The petition details the timeline of events starting in late February when his ex-wife contacted the State Police complaining that Plants had injured their son.

“Removal of a public officer from office is a drastic remedy and the statutory provision regarding removal is given strict construction,” the petition states.

The petition states Plants has committed malfeasance and misconduct because his actions have “affected, interrupted and interfered with his official duty as prosecutor.”

It also notes Plants has violated an Emergency Protective Order.

Bird and Nelson Mullins is providing the work on the case for free through the firm’s pro bono program.

“Once you put all of the documents together from all of the various courts and all of the various matters going on, the charges are supported by the documents and the law,” Bird said. “It all came together in a picture that supports, without question, filing the petition to have him removed.
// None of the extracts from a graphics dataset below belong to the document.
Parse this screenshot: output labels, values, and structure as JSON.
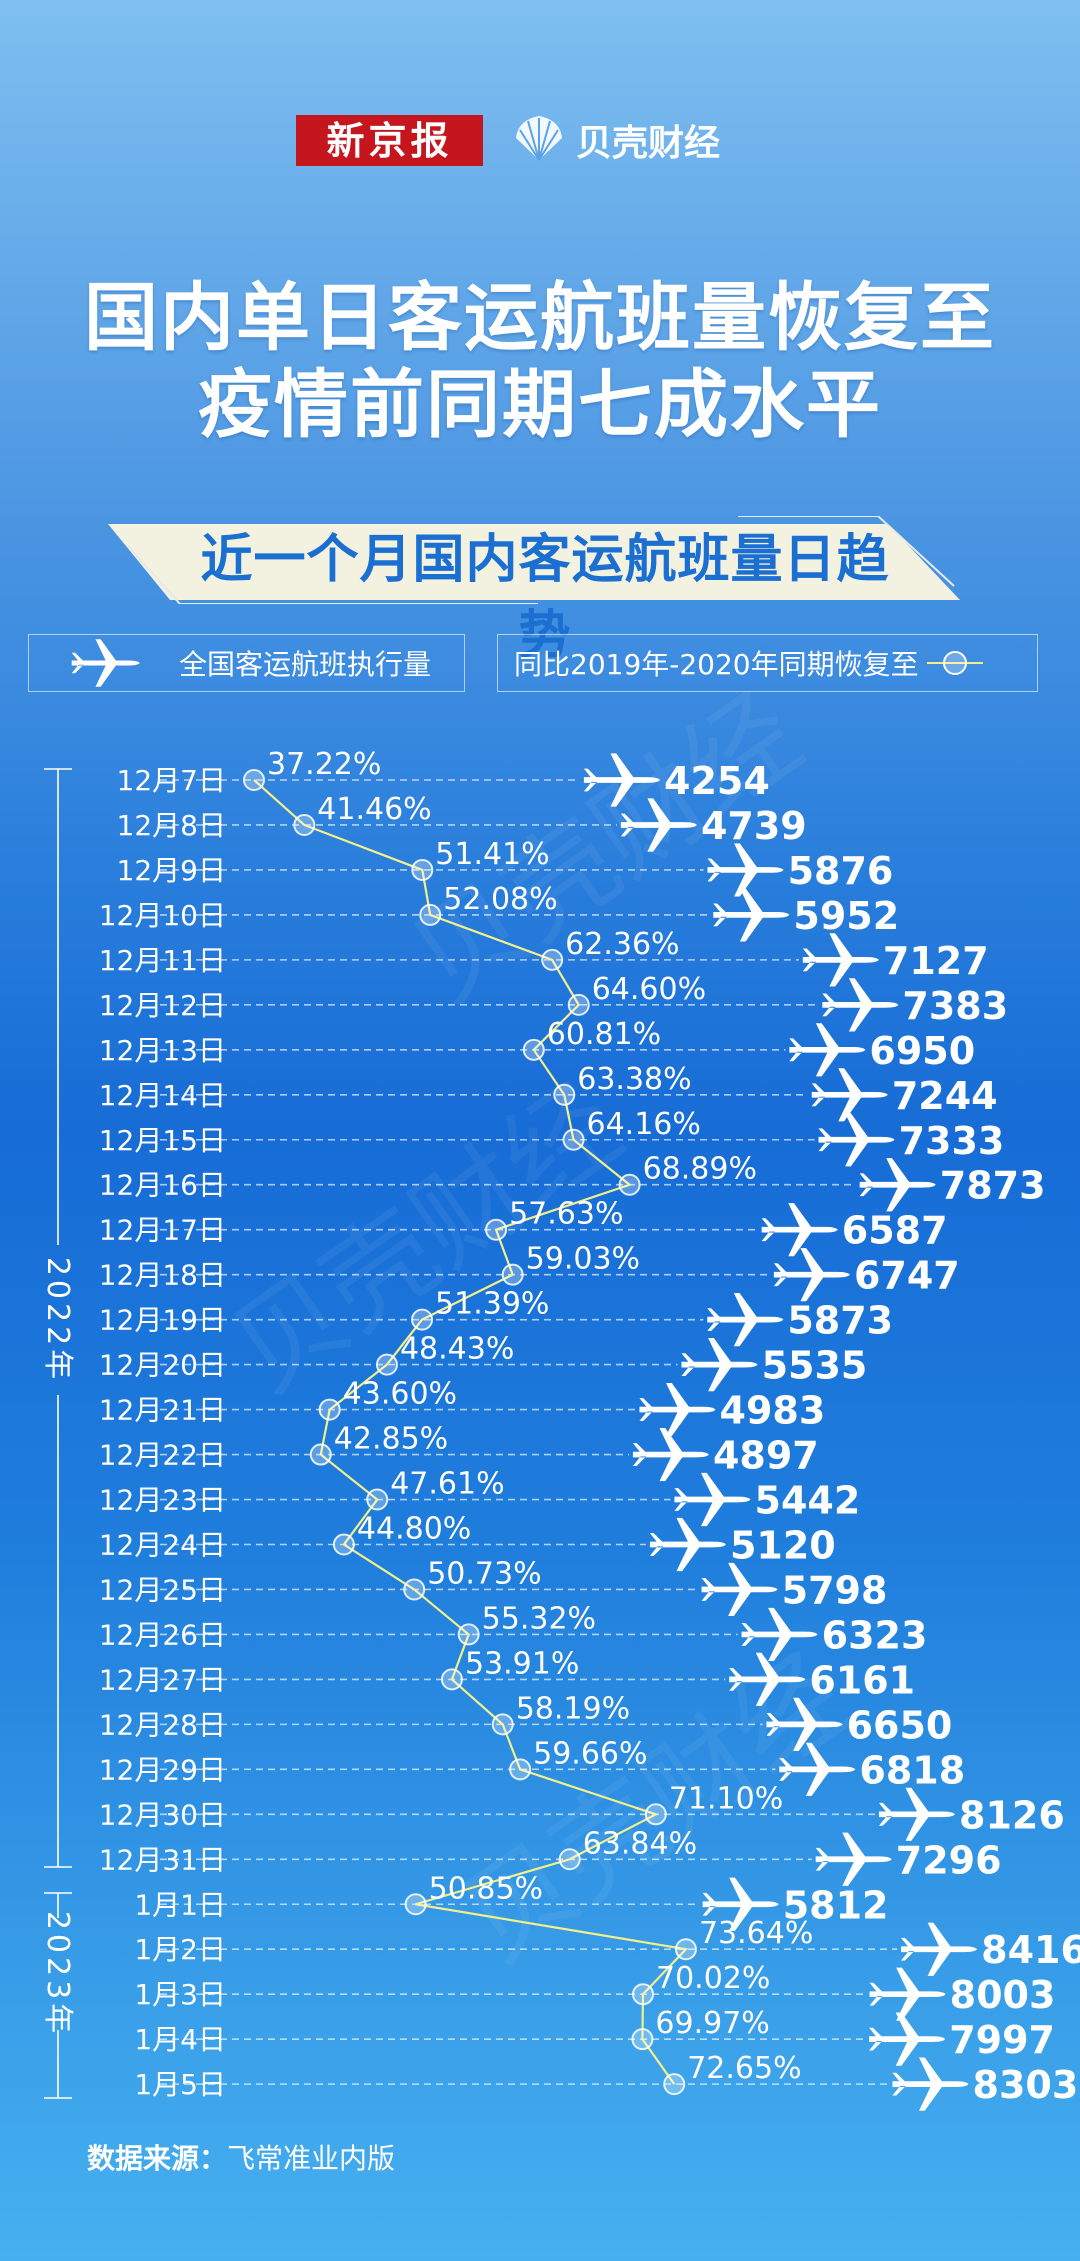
{
  "header": {
    "logo_xjb": "新京报",
    "logo_bk": "贝壳财经",
    "title_line1": "国内单日客运航班量恢复至",
    "title_line2": "疫情前同期七成水平",
    "subtitle": "近一个月国内客运航班量日趋势"
  },
  "legend": {
    "flights_label": "全国客运航班执行量",
    "flights_icon": "airplane-icon",
    "recovery_label": "同比2019年-2020年同期恢复至",
    "recovery_icon": "line-dot-marker-icon"
  },
  "colors": {
    "line": "#f2f08a",
    "banner": "#f3f1e0",
    "banner_text": "#1a6fd0",
    "logo_red": "#c4161c"
  },
  "source": {
    "label": "数据来源：",
    "value": "飞常准业内版"
  },
  "chart_data": {
    "type": "line",
    "year_groups": [
      {
        "label": "2022年",
        "from": "12月7日",
        "to": "12月31日"
      },
      {
        "label": "2023年",
        "from": "1月1日",
        "to": "1月5日"
      }
    ],
    "categories": [
      "12月7日",
      "12月8日",
      "12月9日",
      "12月10日",
      "12月11日",
      "12月12日",
      "12月13日",
      "12月14日",
      "12月15日",
      "12月16日",
      "12月17日",
      "12月18日",
      "12月19日",
      "12月20日",
      "12月21日",
      "12月22日",
      "12月23日",
      "12月24日",
      "12月25日",
      "12月26日",
      "12月27日",
      "12月28日",
      "12月29日",
      "12月30日",
      "12月31日",
      "1月1日",
      "1月2日",
      "1月3日",
      "1月4日",
      "1月5日"
    ],
    "series": [
      {
        "name": "同比2019年-2020年同期恢复至",
        "unit": "%",
        "values": [
          37.22,
          41.46,
          51.41,
          52.08,
          62.36,
          64.6,
          60.81,
          63.38,
          64.16,
          68.89,
          57.63,
          59.03,
          51.39,
          48.43,
          43.6,
          42.85,
          47.61,
          44.8,
          50.73,
          55.32,
          53.91,
          58.19,
          59.66,
          71.1,
          63.84,
          50.85,
          73.64,
          70.02,
          69.97,
          72.65
        ],
        "labels": [
          "37.22%",
          "41.46%",
          "51.41%",
          "52.08%",
          "62.36%",
          "64.60%",
          "60.81%",
          "63.38%",
          "64.16%",
          "68.89%",
          "57.63%",
          "59.03%",
          "51.39%",
          "48.43%",
          "43.60%",
          "42.85%",
          "47.61%",
          "44.80%",
          "50.73%",
          "55.32%",
          "53.91%",
          "58.19%",
          "59.66%",
          "71.10%",
          "63.84%",
          "50.85%",
          "73.64%",
          "70.02%",
          "69.97%",
          "72.65%"
        ]
      },
      {
        "name": "全国客运航班执行量",
        "values": [
          4254,
          4739,
          5876,
          5952,
          7127,
          7383,
          6950,
          7244,
          7333,
          7873,
          6587,
          6747,
          5873,
          5535,
          4983,
          4897,
          5442,
          5120,
          5798,
          6323,
          6161,
          6650,
          6818,
          8126,
          7296,
          5812,
          8416,
          8003,
          7997,
          8303
        ]
      }
    ]
  }
}
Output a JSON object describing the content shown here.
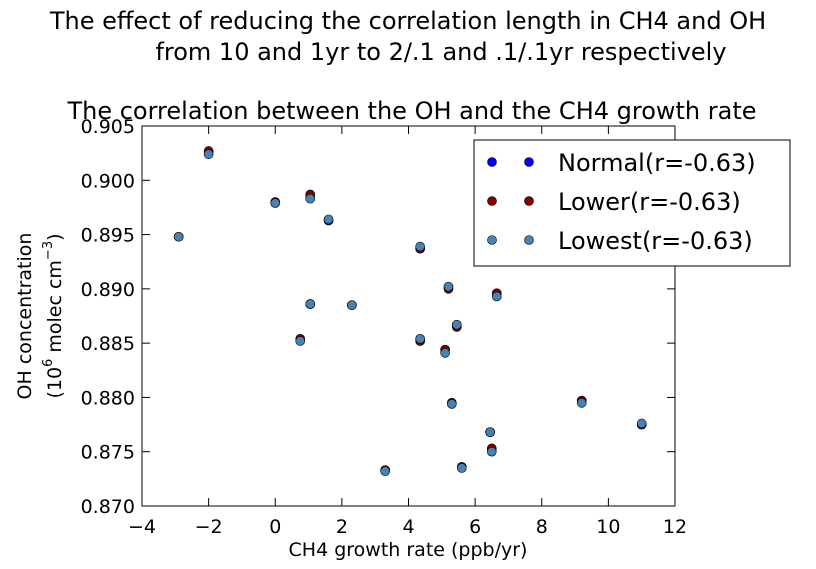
{
  "figure": {
    "title_line1": "The effect of reducing the correlation length in CH4 and OH",
    "title_line2": "from 10 and 1yr to 2/.1 and .1/.1yr respectively",
    "subtitle": "The correlation between the OH and the CH4 growth rate"
  },
  "chart_data": {
    "type": "scatter",
    "title": "The correlation between the OH and the CH4 growth rate",
    "xlabel": "CH4 growth rate (ppb/yr)",
    "ylabel_line1": "OH concentration",
    "ylabel_line2_prefix": "(10",
    "ylabel_line2_exp": "6",
    "ylabel_line2_mid": " molec cm",
    "ylabel_line2_exp2": "−3",
    "ylabel_line2_suffix": ")",
    "xlim": [
      -4,
      12
    ],
    "ylim": [
      0.87,
      0.905
    ],
    "xticks": [
      -4,
      -2,
      0,
      2,
      4,
      6,
      8,
      10,
      12
    ],
    "xtick_labels": [
      "−4",
      "−2",
      "0",
      "2",
      "4",
      "6",
      "8",
      "10",
      "12"
    ],
    "yticks": [
      0.87,
      0.875,
      0.88,
      0.885,
      0.89,
      0.895,
      0.9,
      0.905
    ],
    "ytick_labels": [
      "0.870",
      "0.875",
      "0.880",
      "0.885",
      "0.890",
      "0.895",
      "0.900",
      "0.905"
    ],
    "grid": false,
    "legend_position": "top-right",
    "series": [
      {
        "name": "Normal(r=-0.63)",
        "color": "#0000ff",
        "x": [
          -2.9,
          -2.0,
          0.0,
          1.05,
          1.05,
          1.6,
          0.75,
          2.3,
          3.3,
          4.35,
          4.35,
          5.1,
          5.2,
          5.3,
          5.45,
          5.6,
          6.45,
          6.5,
          6.65,
          9.2,
          11.0
        ],
        "y": [
          0.8948,
          0.9026,
          0.898,
          0.8986,
          0.8886,
          0.8963,
          0.8853,
          0.8885,
          0.8733,
          0.8937,
          0.8852,
          0.8844,
          0.8901,
          0.8795,
          0.8865,
          0.8736,
          0.8768,
          0.8753,
          0.8895,
          0.8797,
          0.8775
        ]
      },
      {
        "name": "Lower(r=-0.63)",
        "color": "#800000",
        "x": [
          -2.9,
          -2.0,
          0.0,
          1.05,
          1.05,
          1.6,
          0.75,
          2.3,
          3.3,
          4.35,
          4.35,
          5.1,
          5.2,
          5.3,
          5.45,
          5.6,
          6.45,
          6.5,
          6.65,
          9.2,
          11.0
        ],
        "y": [
          0.8948,
          0.9027,
          0.898,
          0.8987,
          0.8886,
          0.8963,
          0.8854,
          0.8885,
          0.8733,
          0.8937,
          0.8852,
          0.8844,
          0.89,
          0.8795,
          0.8865,
          0.8736,
          0.8768,
          0.8753,
          0.8896,
          0.8797,
          0.8775
        ]
      },
      {
        "name": "Lowest(r=-0.63)",
        "color": "#4682b4",
        "x": [
          -2.9,
          -2.0,
          0.0,
          1.05,
          1.05,
          1.6,
          0.75,
          2.3,
          3.3,
          4.35,
          4.35,
          5.1,
          5.2,
          5.3,
          5.45,
          5.6,
          6.45,
          6.5,
          6.65,
          9.2,
          11.0
        ],
        "y": [
          0.8948,
          0.9024,
          0.8979,
          0.8983,
          0.8886,
          0.8964,
          0.8852,
          0.8885,
          0.8732,
          0.8939,
          0.8854,
          0.8841,
          0.8902,
          0.8794,
          0.8867,
          0.8735,
          0.8768,
          0.875,
          0.8893,
          0.8795,
          0.8776
        ]
      }
    ]
  }
}
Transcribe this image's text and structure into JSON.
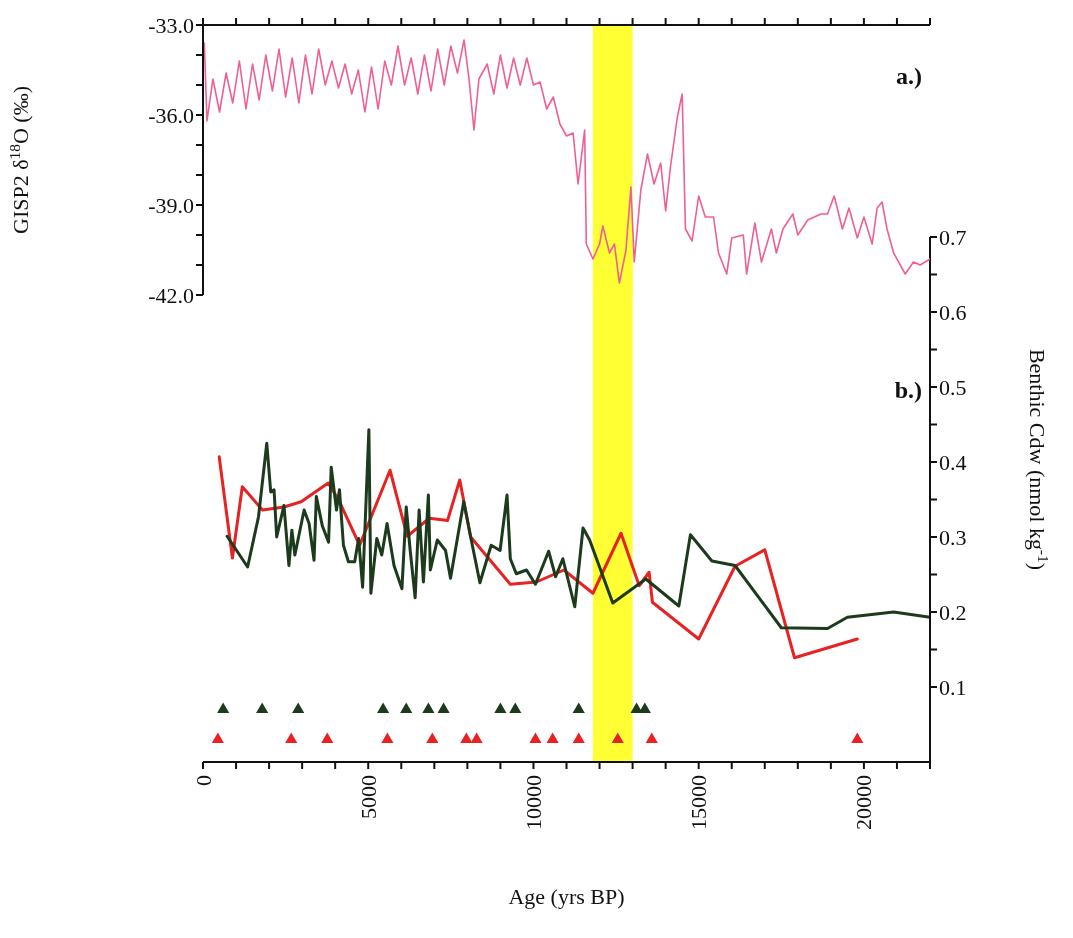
{
  "chart_data": [
    {
      "type": "line",
      "ylabel": "GISP2 δ$^{18}$O (‰)",
      "annotations": [
        "a.)"
      ],
      "tick_labels": "y",
      "xlim": [
        0,
        22000
      ],
      "xticks": [
        0,
        {
          "value": 1000,
          "label": null
        },
        {
          "value": 2000,
          "label": null
        },
        {
          "value": 3000,
          "label": null
        },
        {
          "value": 4000,
          "label": null
        },
        5000,
        {
          "value": 6000,
          "label": null
        },
        {
          "value": 7000,
          "label": null
        },
        {
          "value": 8000,
          "label": null
        },
        {
          "value": 9000,
          "label": null
        },
        10000,
        {
          "value": 11000,
          "label": null
        },
        {
          "value": 12000,
          "label": null
        },
        {
          "value": 13000,
          "label": null
        },
        {
          "value": 14000,
          "label": null
        },
        15000,
        {
          "value": 16000,
          "label": null
        },
        {
          "value": 17000,
          "label": null
        },
        {
          "value": 18000,
          "label": null
        },
        {
          "value": 19000,
          "label": null
        },
        20000,
        {
          "value": 21000,
          "label": null
        },
        {
          "value": 22000,
          "label": null
        }
      ],
      "ylim": [
        -42,
        -33
      ],
      "yticks": [
        {
          "value": -33,
          "label": "-33.0"
        },
        {
          "value": -34,
          "label": null
        },
        {
          "value": -35,
          "label": null
        },
        {
          "value": -36,
          "label": "-36.0"
        },
        {
          "value": -37,
          "label": null
        },
        {
          "value": -38,
          "label": null
        },
        {
          "value": -39,
          "label": "-39.0"
        },
        {
          "value": -40,
          "label": null
        },
        {
          "value": -41,
          "label": null
        },
        {
          "value": -42,
          "label": "-42.0"
        }
      ],
      "bands": [
        {
          "axis": "x",
          "from": 11800,
          "to": 13000,
          "color": "#ffff33"
        }
      ],
      "series": [
        {
          "color": "#ef5f95",
          "x": [
            40,
            120,
            300,
            500,
            700,
            900,
            1100,
            1300,
            1500,
            1700,
            1900,
            2100,
            2300,
            2500,
            2700,
            2900,
            3100,
            3300,
            3500,
            3700,
            3900,
            4100,
            4300,
            4500,
            4700,
            4900,
            5100,
            5300,
            5500,
            5700,
            5900,
            6100,
            6300,
            6500,
            6700,
            6900,
            7100,
            7300,
            7500,
            7700,
            7900,
            8050,
            8200,
            8350,
            8600,
            8800,
            9000,
            9200,
            9400,
            9600,
            9800,
            10000,
            10200,
            10400,
            10600,
            10800,
            11000,
            11200,
            11350,
            11550,
            11600,
            11800,
            12000,
            12100,
            12300,
            12450,
            12600,
            12800,
            12950,
            13050,
            13250,
            13450,
            13650,
            13850,
            14000,
            14150,
            14350,
            14500,
            14600,
            14800,
            15000,
            15200,
            15450,
            15600,
            15850,
            16000,
            16350,
            16450,
            16700,
            16900,
            17200,
            17350,
            17550,
            17850,
            18000,
            18300,
            18700,
            18900,
            19100,
            19350,
            19550,
            19800,
            20000,
            20250,
            20400,
            20550,
            20700,
            20900,
            21250,
            21500,
            21700,
            22000
          ],
          "values": [
            -33.6,
            -36.2,
            -34.8,
            -35.9,
            -34.6,
            -35.6,
            -34.2,
            -35.8,
            -34.3,
            -35.5,
            -34.0,
            -35.2,
            -33.8,
            -35.4,
            -34.1,
            -35.6,
            -34.0,
            -35.3,
            -33.8,
            -35.0,
            -34.2,
            -35.1,
            -34.3,
            -35.3,
            -34.5,
            -35.9,
            -34.4,
            -35.8,
            -34.2,
            -35.0,
            -33.7,
            -35.0,
            -34.1,
            -35.3,
            -34.0,
            -35.2,
            -33.8,
            -35.0,
            -33.7,
            -34.6,
            -33.5,
            -34.8,
            -36.5,
            -34.8,
            -34.3,
            -35.3,
            -34.0,
            -35.1,
            -34.1,
            -35.0,
            -34.1,
            -35.0,
            -34.9,
            -35.8,
            -35.4,
            -36.3,
            -36.7,
            -36.6,
            -38.3,
            -36.5,
            -40.3,
            -40.8,
            -40.3,
            -39.7,
            -40.6,
            -40.3,
            -41.6,
            -40.5,
            -38.4,
            -40.9,
            -38.5,
            -37.3,
            -38.3,
            -37.6,
            -39.2,
            -37.7,
            -36.1,
            -35.3,
            -39.8,
            -40.2,
            -38.7,
            -39.4,
            -39.4,
            -40.6,
            -41.3,
            -40.1,
            -40.0,
            -41.3,
            -39.6,
            -40.9,
            -39.8,
            -40.6,
            -39.8,
            -39.3,
            -40.0,
            -39.5,
            -39.3,
            -39.3,
            -38.7,
            -39.8,
            -39.1,
            -40.1,
            -39.4,
            -40.3,
            -39.1,
            -38.9,
            -39.8,
            -40.6,
            -41.3,
            -40.9,
            -41.0,
            -40.8
          ]
        }
      ]
    },
    {
      "type": "line",
      "xlabel": "Age (yrs BP)",
      "y2label": "Benthic Cdw (nmol kg$^{-1}$)",
      "annotations": [
        "b.)"
      ],
      "xlim": [
        0,
        22000
      ],
      "xticks": [
        0,
        {
          "value": 1000,
          "label": null
        },
        {
          "value": 2000,
          "label": null
        },
        {
          "value": 3000,
          "label": null
        },
        {
          "value": 4000,
          "label": null
        },
        5000,
        {
          "value": 6000,
          "label": null
        },
        {
          "value": 7000,
          "label": null
        },
        {
          "value": 8000,
          "label": null
        },
        {
          "value": 9000,
          "label": null
        },
        10000,
        {
          "value": 11000,
          "label": null
        },
        {
          "value": 12000,
          "label": null
        },
        {
          "value": 13000,
          "label": null
        },
        {
          "value": 14000,
          "label": null
        },
        15000,
        {
          "value": 16000,
          "label": null
        },
        {
          "value": 17000,
          "label": null
        },
        {
          "value": 18000,
          "label": null
        },
        {
          "value": 19000,
          "label": null
        },
        20000,
        {
          "value": 21000,
          "label": null
        },
        {
          "value": 22000,
          "label": null
        }
      ],
      "y2lim": [
        0,
        0.7
      ],
      "y2ticks": [
        0.1,
        {
          "value": 0.15,
          "label": null
        },
        0.2,
        {
          "value": 0.25,
          "label": null
        },
        0.3,
        {
          "value": 0.35,
          "label": null
        },
        0.4,
        {
          "value": 0.45,
          "label": null
        },
        0.5,
        {
          "value": 0.55,
          "label": null
        },
        0.6,
        {
          "value": 0.65,
          "label": null
        },
        0.7
      ],
      "bands": [
        {
          "axis": "x",
          "from": 11800,
          "to": 13000,
          "color": "#ffff33"
        }
      ],
      "series": [
        {
          "color": "#e82222",
          "axis": "y2",
          "x": [
            490,
            890,
            1190,
            1800,
            2450,
            2970,
            3790,
            4100,
            4740,
            5660,
            6180,
            6850,
            7400,
            7770,
            8100,
            9300,
            10090,
            10920,
            11800,
            12650,
            13200,
            13500,
            13600,
            15000,
            16100,
            17000,
            17900,
            19800
          ],
          "values": [
            0.407,
            0.272,
            0.367,
            0.336,
            0.34,
            0.347,
            0.372,
            0.35,
            0.289,
            0.389,
            0.301,
            0.325,
            0.322,
            0.376,
            0.3,
            0.237,
            0.24,
            0.256,
            0.225,
            0.305,
            0.235,
            0.253,
            0.213,
            0.164,
            0.261,
            0.283,
            0.139,
            0.164
          ]
        },
        {
          "color": "#1c3a1c",
          "axis": "y2",
          "x": [
            730,
            1350,
            1680,
            1930,
            2050,
            2150,
            2230,
            2450,
            2600,
            2690,
            2780,
            3060,
            3210,
            3360,
            3430,
            3610,
            3800,
            3880,
            4040,
            4130,
            4250,
            4400,
            4590,
            4710,
            4830,
            5020,
            5080,
            5260,
            5410,
            5570,
            5780,
            6020,
            6150,
            6270,
            6420,
            6540,
            6670,
            6820,
            6880,
            7090,
            7340,
            7490,
            7890,
            8100,
            8380,
            8720,
            8990,
            9200,
            9300,
            9480,
            9790,
            10060,
            10460,
            10670,
            10890,
            11250,
            11500,
            11700,
            12400,
            13400,
            14400,
            14750,
            15400,
            16100,
            17500,
            18900,
            19500,
            20900,
            22000
          ],
          "values": [
            0.301,
            0.26,
            0.327,
            0.425,
            0.36,
            0.363,
            0.3,
            0.342,
            0.262,
            0.309,
            0.276,
            0.336,
            0.318,
            0.269,
            0.354,
            0.315,
            0.293,
            0.393,
            0.336,
            0.363,
            0.289,
            0.267,
            0.267,
            0.298,
            0.233,
            0.443,
            0.225,
            0.298,
            0.276,
            0.318,
            0.262,
            0.231,
            0.34,
            0.282,
            0.219,
            0.336,
            0.24,
            0.356,
            0.256,
            0.296,
            0.282,
            0.245,
            0.347,
            0.3,
            0.239,
            0.289,
            0.282,
            0.356,
            0.271,
            0.251,
            0.256,
            0.237,
            0.281,
            0.247,
            0.271,
            0.207,
            0.312,
            0.296,
            0.212,
            0.244,
            0.208,
            0.303,
            0.268,
            0.262,
            0.179,
            0.178,
            0.193,
            0.2,
            0.193
          ]
        },
        {
          "type": "scatter",
          "marker": "triangle",
          "color": "#1c3a1c",
          "axis": "y2",
          "x": [
            610,
            1790,
            2880,
            5450,
            6150,
            6820,
            7280,
            9000,
            9450,
            11370,
            13120,
            13370
          ],
          "values": [
            0.07,
            0.07,
            0.07,
            0.07,
            0.07,
            0.07,
            0.07,
            0.07,
            0.07,
            0.07,
            0.07,
            0.07
          ]
        },
        {
          "type": "scatter",
          "marker": "triangle",
          "color": "#e82222",
          "axis": "y2",
          "x": [
            450,
            2670,
            3760,
            5580,
            6940,
            7970,
            8280,
            10060,
            10580,
            11370,
            12550,
            13580,
            19800
          ],
          "values": [
            0.03,
            0.03,
            0.03,
            0.03,
            0.03,
            0.03,
            0.03,
            0.03,
            0.03,
            0.03,
            0.03,
            0.03,
            0.03
          ]
        }
      ]
    }
  ]
}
“The way I read the law, there is no in between. He either stays, or he goes.”

Last month, the Kanawha County Commission unanimously voted to draft the petition, citing “irreparable financial harm” to the county if Plants were to stay in office. County attorneys asked to seek outside counsel in the matter.

Also on Monday, Plants' attorney Jim Cagle asked again that a magistrate set a trial date. Friday, Mercer County Magistrate Mike Flanigan denied Cagle's first such request, saying Plants needed to hold up his promise to attend a 32-week batterer’s intervention program in Putnam County as a condition of his bond.

Cagle argues that Plants’ constitutional right to a trial supercedes any promise to attend the program. In a motion filed Monday, Cagle’s also notes that the agreement made with special prosecutor Sid Bell doesn’t contain any provision about a trial. Cagle writes that Plants “did not wish to enter the [batterer’s program] to the exclusion of his trial rights."